One Virginia high school sees seven overdoses in just three weeks

LOUDOUN, VA – In a disturbing development, seven students from Park View High School in Loudoun County, Virginia, have overdosed on opioids within the last three weeks. The Loudoun County Sheriff’s Office is currently investigating these alarming incidents, four of which transpired within the school’s premises. Three of these cases necessitated the use of Narcan, an opioid overdose reversal drug, while two required CPR.

The common denominator in all these overdoses is fentanyl, a potent synthetic opioid often camouflaged as a counterfeit 30 mg oxycodone pill. The Sheriff’s Office has been actively investigating opioid-related incidents involving minors in the county, with 18 reports so far this year, a slight decrease from the 19 reported in 2022.

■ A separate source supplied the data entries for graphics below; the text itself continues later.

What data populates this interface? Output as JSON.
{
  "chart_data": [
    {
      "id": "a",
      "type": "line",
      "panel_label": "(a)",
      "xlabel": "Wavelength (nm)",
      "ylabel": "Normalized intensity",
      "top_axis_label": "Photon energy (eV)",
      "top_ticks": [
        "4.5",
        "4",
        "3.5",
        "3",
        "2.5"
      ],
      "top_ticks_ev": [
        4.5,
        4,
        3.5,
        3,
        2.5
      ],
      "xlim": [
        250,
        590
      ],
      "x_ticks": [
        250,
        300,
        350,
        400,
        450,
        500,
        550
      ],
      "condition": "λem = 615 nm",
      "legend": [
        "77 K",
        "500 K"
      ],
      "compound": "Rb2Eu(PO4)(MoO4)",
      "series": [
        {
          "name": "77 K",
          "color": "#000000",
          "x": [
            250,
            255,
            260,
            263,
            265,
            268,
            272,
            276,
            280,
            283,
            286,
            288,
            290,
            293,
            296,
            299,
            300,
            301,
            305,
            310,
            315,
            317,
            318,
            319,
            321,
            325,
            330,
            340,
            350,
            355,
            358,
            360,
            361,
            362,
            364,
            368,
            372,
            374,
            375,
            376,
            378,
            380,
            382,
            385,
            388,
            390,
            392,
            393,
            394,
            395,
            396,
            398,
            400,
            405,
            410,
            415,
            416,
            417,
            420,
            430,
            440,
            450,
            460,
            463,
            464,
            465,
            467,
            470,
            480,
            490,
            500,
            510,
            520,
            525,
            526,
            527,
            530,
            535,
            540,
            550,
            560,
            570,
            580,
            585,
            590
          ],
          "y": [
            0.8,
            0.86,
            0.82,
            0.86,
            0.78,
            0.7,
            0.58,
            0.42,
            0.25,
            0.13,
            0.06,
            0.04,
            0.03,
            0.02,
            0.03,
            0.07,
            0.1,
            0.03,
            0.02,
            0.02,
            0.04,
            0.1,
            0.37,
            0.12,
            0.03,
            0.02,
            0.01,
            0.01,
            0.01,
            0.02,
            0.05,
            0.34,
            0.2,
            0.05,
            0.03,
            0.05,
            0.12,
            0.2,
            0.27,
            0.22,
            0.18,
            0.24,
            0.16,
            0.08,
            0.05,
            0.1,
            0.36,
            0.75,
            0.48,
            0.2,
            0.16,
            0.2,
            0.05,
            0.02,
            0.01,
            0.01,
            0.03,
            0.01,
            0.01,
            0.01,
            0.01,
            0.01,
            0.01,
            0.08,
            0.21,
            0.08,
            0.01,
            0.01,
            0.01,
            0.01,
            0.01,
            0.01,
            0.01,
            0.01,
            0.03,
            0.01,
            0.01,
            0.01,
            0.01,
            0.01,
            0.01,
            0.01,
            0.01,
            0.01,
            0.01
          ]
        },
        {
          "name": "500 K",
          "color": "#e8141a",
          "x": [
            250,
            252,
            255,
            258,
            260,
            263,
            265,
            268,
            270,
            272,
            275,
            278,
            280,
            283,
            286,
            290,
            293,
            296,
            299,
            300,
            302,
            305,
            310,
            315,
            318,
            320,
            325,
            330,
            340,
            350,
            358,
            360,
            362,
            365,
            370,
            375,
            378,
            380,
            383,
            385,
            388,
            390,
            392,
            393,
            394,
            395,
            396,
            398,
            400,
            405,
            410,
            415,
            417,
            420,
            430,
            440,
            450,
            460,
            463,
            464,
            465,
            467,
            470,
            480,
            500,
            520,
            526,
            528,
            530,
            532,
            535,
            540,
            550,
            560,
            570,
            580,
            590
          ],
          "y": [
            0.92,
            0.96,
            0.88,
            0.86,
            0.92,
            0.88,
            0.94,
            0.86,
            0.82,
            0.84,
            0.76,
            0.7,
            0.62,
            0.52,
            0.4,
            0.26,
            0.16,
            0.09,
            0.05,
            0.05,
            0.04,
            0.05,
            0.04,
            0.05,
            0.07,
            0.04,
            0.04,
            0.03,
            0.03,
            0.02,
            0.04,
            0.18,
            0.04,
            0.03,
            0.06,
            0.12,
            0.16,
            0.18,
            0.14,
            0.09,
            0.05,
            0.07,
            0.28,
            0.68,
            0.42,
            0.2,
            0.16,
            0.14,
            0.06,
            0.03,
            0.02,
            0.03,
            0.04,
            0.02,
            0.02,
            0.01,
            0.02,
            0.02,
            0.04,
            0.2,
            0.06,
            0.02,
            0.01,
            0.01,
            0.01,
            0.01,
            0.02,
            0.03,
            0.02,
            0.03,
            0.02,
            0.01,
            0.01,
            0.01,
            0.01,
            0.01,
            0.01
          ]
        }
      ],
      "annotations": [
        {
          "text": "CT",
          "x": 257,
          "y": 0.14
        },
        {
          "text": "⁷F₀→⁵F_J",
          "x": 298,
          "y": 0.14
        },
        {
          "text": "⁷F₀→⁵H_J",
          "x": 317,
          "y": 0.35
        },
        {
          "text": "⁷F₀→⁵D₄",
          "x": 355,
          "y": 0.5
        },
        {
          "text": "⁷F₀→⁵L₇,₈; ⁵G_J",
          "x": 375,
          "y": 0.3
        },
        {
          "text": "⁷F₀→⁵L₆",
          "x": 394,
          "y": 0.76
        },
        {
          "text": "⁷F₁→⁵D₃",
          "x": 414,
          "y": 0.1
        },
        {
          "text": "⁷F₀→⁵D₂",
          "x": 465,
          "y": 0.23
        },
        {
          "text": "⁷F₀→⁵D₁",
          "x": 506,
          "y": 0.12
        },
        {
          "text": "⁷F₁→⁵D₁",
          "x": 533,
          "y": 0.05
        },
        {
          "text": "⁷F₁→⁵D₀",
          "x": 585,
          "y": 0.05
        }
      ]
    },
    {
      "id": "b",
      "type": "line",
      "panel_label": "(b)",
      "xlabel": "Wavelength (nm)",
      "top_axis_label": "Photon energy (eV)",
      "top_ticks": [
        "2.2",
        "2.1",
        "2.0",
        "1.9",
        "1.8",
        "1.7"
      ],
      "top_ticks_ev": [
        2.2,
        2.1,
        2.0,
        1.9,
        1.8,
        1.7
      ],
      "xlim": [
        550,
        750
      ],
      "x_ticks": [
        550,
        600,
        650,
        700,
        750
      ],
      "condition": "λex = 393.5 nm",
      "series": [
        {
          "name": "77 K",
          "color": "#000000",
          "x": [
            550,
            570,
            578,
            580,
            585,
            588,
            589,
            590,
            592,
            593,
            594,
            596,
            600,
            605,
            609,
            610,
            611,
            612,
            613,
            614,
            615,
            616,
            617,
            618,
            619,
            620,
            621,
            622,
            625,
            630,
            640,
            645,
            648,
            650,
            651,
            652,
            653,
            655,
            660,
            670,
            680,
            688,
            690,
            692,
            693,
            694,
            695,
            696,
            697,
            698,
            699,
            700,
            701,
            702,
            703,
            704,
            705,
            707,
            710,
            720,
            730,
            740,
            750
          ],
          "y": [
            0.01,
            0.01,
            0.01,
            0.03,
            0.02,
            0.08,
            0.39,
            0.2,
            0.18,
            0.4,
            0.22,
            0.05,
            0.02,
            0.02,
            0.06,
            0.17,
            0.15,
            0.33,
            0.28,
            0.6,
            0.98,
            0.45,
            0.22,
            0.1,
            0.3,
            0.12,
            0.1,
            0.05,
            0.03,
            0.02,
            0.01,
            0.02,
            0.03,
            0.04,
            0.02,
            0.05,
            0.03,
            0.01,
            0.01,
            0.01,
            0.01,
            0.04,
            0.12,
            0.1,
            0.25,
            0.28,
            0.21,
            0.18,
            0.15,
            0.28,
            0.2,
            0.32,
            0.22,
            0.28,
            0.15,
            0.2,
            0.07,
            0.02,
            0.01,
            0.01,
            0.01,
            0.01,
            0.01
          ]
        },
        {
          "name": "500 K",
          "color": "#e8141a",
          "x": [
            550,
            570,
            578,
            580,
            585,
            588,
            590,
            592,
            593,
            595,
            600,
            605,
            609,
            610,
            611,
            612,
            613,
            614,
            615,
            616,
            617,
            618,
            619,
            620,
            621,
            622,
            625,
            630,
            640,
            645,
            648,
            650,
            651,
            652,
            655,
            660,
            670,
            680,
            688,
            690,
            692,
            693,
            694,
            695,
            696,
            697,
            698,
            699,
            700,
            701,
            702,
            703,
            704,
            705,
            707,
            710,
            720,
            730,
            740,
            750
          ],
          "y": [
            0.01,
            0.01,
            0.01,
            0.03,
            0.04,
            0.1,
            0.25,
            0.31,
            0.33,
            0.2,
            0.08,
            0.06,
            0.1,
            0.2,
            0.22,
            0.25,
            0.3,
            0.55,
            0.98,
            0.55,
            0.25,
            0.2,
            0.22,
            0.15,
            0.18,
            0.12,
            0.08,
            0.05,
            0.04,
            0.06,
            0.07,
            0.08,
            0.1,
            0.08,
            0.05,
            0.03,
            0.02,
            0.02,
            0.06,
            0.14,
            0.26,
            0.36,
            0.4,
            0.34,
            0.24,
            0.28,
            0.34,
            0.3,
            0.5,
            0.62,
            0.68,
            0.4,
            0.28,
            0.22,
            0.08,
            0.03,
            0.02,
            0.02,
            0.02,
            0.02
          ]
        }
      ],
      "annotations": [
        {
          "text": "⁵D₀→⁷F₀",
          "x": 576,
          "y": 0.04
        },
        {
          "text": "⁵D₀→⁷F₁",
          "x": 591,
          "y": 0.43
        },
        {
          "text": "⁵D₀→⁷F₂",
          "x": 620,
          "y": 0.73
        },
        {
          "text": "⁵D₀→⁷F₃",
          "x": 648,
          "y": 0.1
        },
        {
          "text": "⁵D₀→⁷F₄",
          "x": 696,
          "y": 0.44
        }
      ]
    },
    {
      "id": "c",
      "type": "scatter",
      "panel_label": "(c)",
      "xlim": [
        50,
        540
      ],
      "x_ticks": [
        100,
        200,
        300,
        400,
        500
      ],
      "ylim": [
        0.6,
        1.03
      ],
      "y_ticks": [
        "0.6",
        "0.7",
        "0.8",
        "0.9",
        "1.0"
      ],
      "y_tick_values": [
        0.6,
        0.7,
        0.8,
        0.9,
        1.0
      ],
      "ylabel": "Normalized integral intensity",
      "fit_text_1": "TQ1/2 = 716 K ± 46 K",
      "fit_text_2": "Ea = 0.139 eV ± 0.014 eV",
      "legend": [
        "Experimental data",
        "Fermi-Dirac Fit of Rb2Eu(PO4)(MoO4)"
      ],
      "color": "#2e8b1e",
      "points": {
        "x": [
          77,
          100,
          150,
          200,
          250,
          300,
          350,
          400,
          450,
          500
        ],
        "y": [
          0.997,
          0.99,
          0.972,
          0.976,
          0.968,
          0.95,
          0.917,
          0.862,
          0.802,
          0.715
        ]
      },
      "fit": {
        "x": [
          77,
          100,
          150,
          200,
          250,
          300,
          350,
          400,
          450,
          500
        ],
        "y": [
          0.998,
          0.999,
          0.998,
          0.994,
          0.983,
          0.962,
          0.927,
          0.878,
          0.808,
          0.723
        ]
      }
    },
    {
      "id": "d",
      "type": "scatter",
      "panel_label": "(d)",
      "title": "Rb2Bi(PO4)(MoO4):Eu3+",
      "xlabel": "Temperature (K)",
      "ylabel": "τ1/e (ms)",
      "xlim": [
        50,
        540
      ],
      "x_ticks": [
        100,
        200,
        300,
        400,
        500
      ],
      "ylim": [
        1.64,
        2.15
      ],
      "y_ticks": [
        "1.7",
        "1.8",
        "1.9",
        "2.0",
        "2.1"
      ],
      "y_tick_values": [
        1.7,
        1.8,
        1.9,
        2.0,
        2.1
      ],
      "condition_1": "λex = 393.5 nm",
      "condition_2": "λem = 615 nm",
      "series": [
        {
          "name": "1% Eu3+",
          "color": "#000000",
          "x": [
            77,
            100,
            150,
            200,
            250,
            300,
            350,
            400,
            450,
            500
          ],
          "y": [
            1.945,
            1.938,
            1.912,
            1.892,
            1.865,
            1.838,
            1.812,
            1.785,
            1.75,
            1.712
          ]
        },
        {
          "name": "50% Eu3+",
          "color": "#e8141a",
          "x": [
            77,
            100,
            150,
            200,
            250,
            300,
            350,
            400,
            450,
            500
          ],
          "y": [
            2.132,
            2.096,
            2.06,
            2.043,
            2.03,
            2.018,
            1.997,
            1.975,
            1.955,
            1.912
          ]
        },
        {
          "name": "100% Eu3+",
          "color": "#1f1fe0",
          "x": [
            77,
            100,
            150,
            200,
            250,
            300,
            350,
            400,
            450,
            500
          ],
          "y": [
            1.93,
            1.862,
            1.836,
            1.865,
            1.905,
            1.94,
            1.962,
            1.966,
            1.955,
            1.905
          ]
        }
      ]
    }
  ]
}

Sheriff Mike Chapman has assured the community of their commitment to track down the individuals responsible for distributing these deadly drugs. He has also urged the Loudoun County Public Schools (LCPS) to maintain open communication with the Park View community and has offered to provide additional educational and security support.

LCPS Superintendent, Dr. Aaron Spence, has expressed his deep concern over the opioid crisis infiltrating the Park View community. He outlined the steps LCPS is taking to address the issue, including fentanyl awareness and education programs, training staff to handle emergencies involving opioids, and providing additional support to the Park View community in the form of administrators, counselors, and security officers.

The LCPS has also undertaken a safety assessment at the school to minimize the risk of students accessing or using fentanyl. Extra staff support has been dispatched to Park View, including additional personnel trained in administering Narcan.

The opioid crisis has been wreaking havoc across the nation for several years. In response, some states are providing college students with Narcan, a life-saving drug that can reverse the effects of opioid overdose. Both New York and California mandate that all public universities have Narcan available in student housing facilities.